Ricki C. - Nick, COME ON, number 24, "Mercurochrome," seriously? Absolutely Top Ten Watershed here, even without the brilliant Watershed live tactic of injecting another entire song into the middle of the tune. I remember all the times I was just another audience member (before I was a roadie) when Colin & Joe and the guys would launch into a little number from The Kinks, Johnny Thunders, etc. during the break and I - along with the rest of the crowd - would forget they hadn't even finished "Mercurochrome" yet, and then they would ROAR back into the last chorus. One of the ten most brilliant live act stage-bits I have ever witnessed.
Here we go, footage that would make Ricki C proud.
One-Word Title (23): I’m a words guy (being a journalist for 22 years will do that) and this song with its great rhyming is one of my favorites by the band. “You make success feel like a disaster” is so true.

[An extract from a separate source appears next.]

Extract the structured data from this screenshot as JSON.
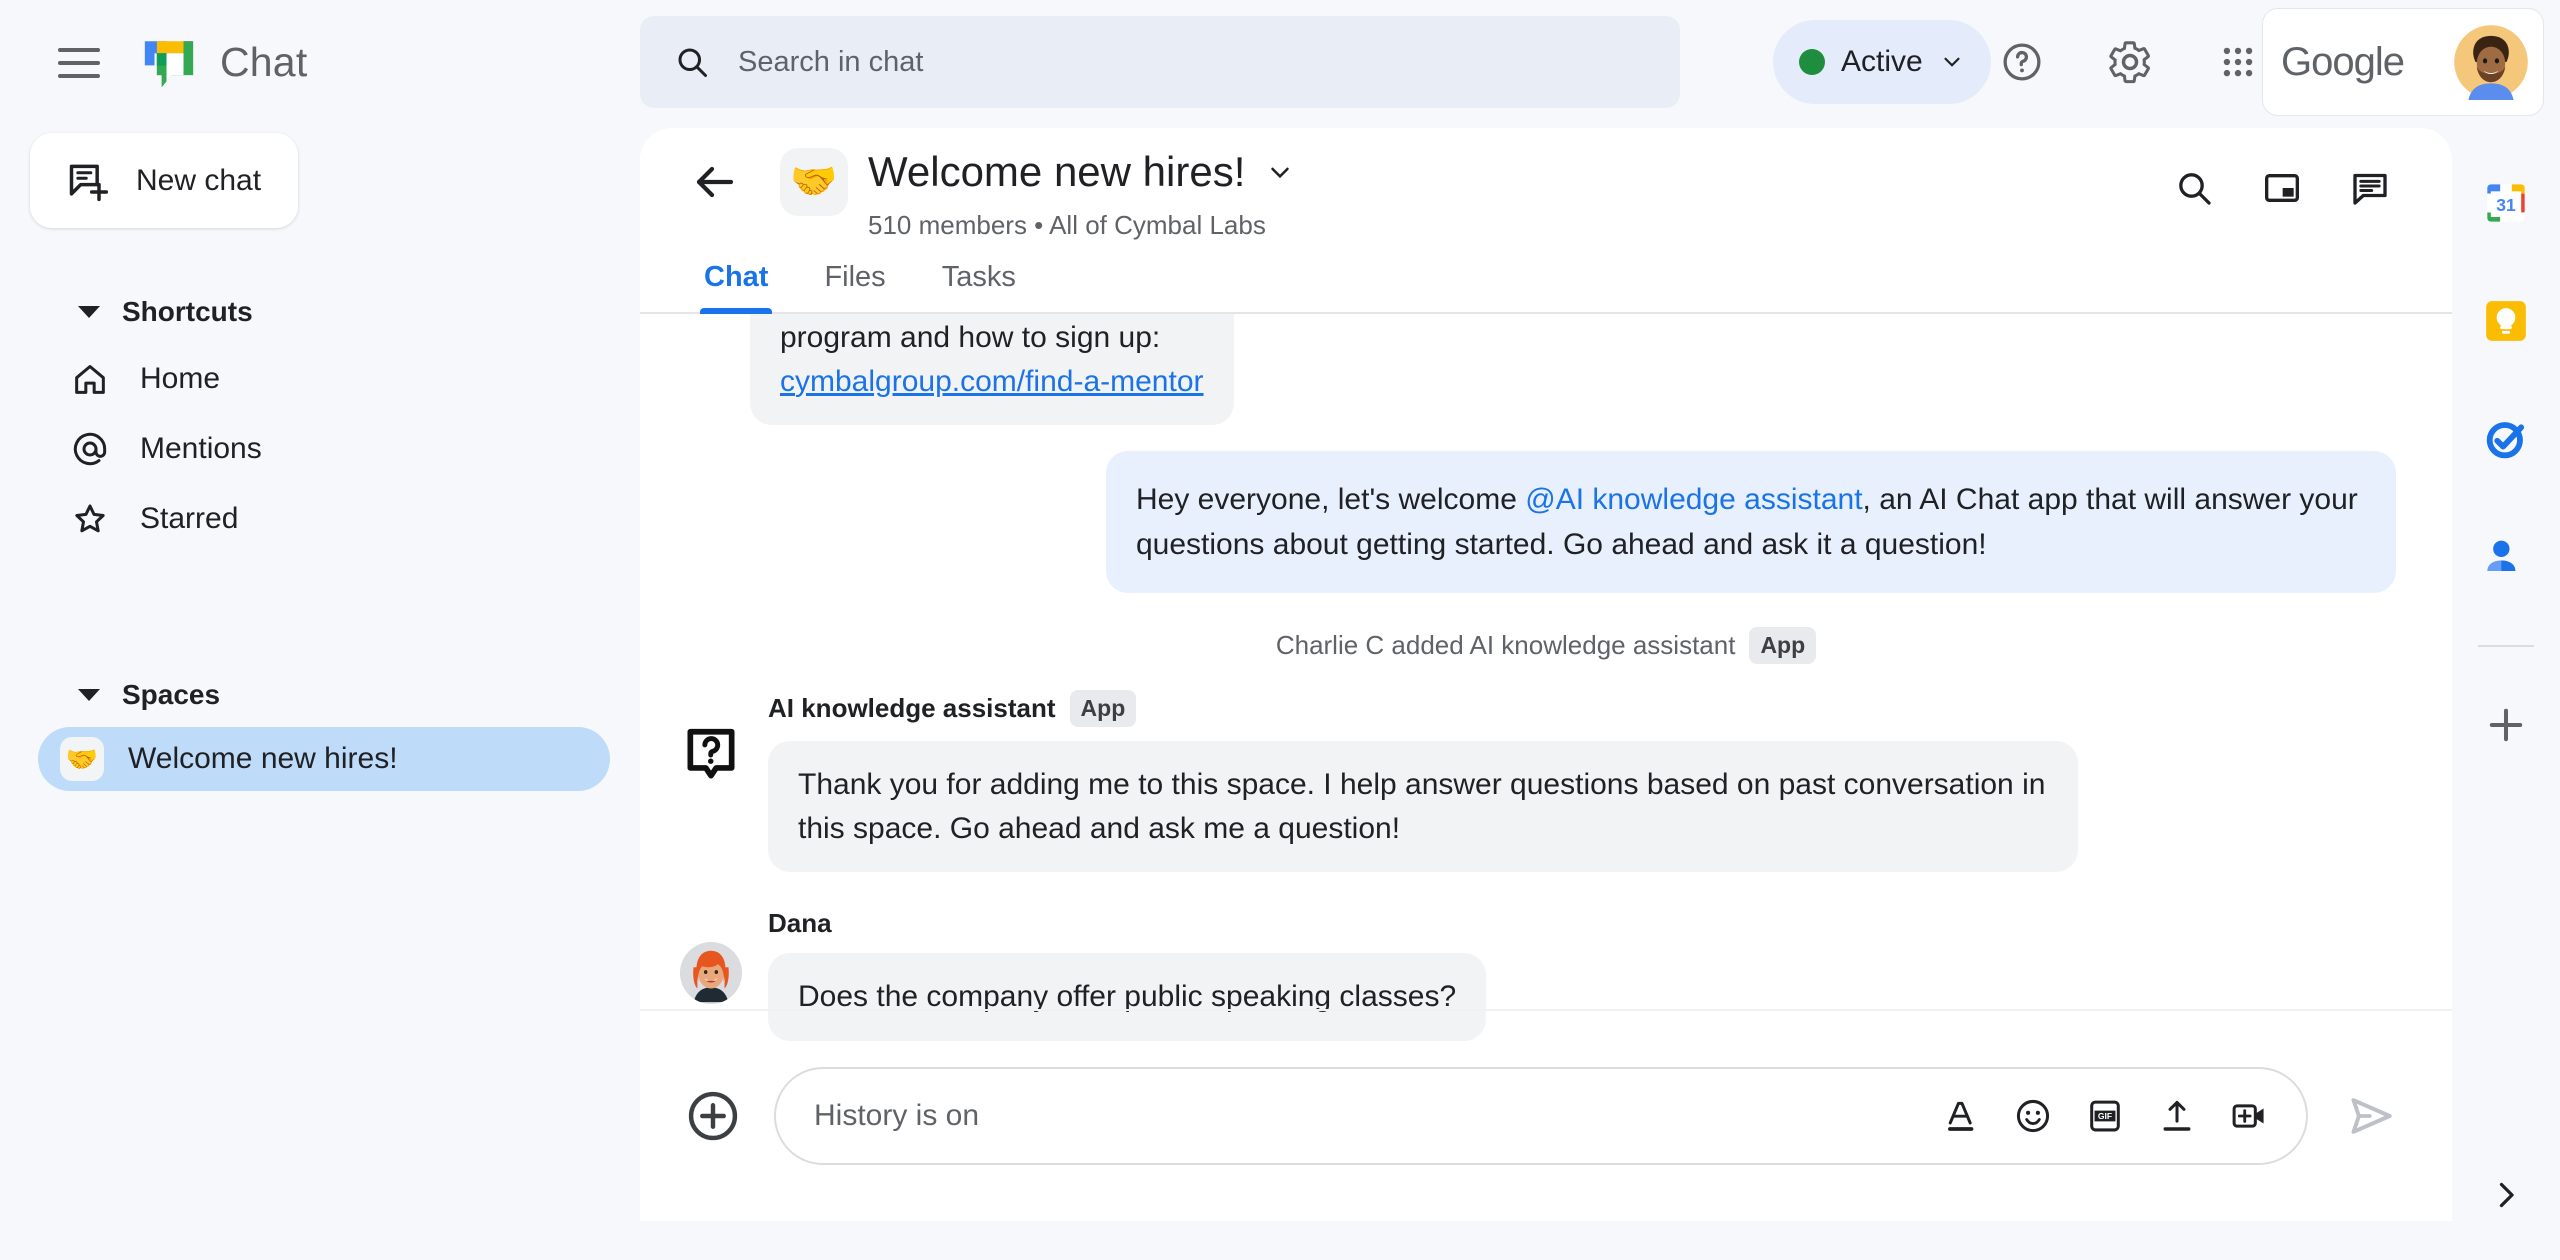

Joe O. - Another song that takes a dig at the hipster bands ("poster boys for the post-punk smart set") that seemed to get more critical attention than us. In fact, writing lyrics in a booth at the Blue Danube was probably me trying to do what I thought these same hipster bands did. I like the cool stuff I was able to squeeze into the words of this song, especially Ohio Blue-tip matches (strike anywhere!) and switchblade combs. Do they still sell either of those things?
Colin G. - Geez Nick, kinda of a stretch here. Actually, maybe the worst rating yet. Sort of a catchy Paul Westerberg idea that we never bothered to finish or even ever play live more than once or twice. Better than Mercurochrome? Seriously? As for lost Watershed classics, "Little by Little" or "Therapy" are light years ahead of "One Word Title". It has promise, but we never came close on this one. Our bad.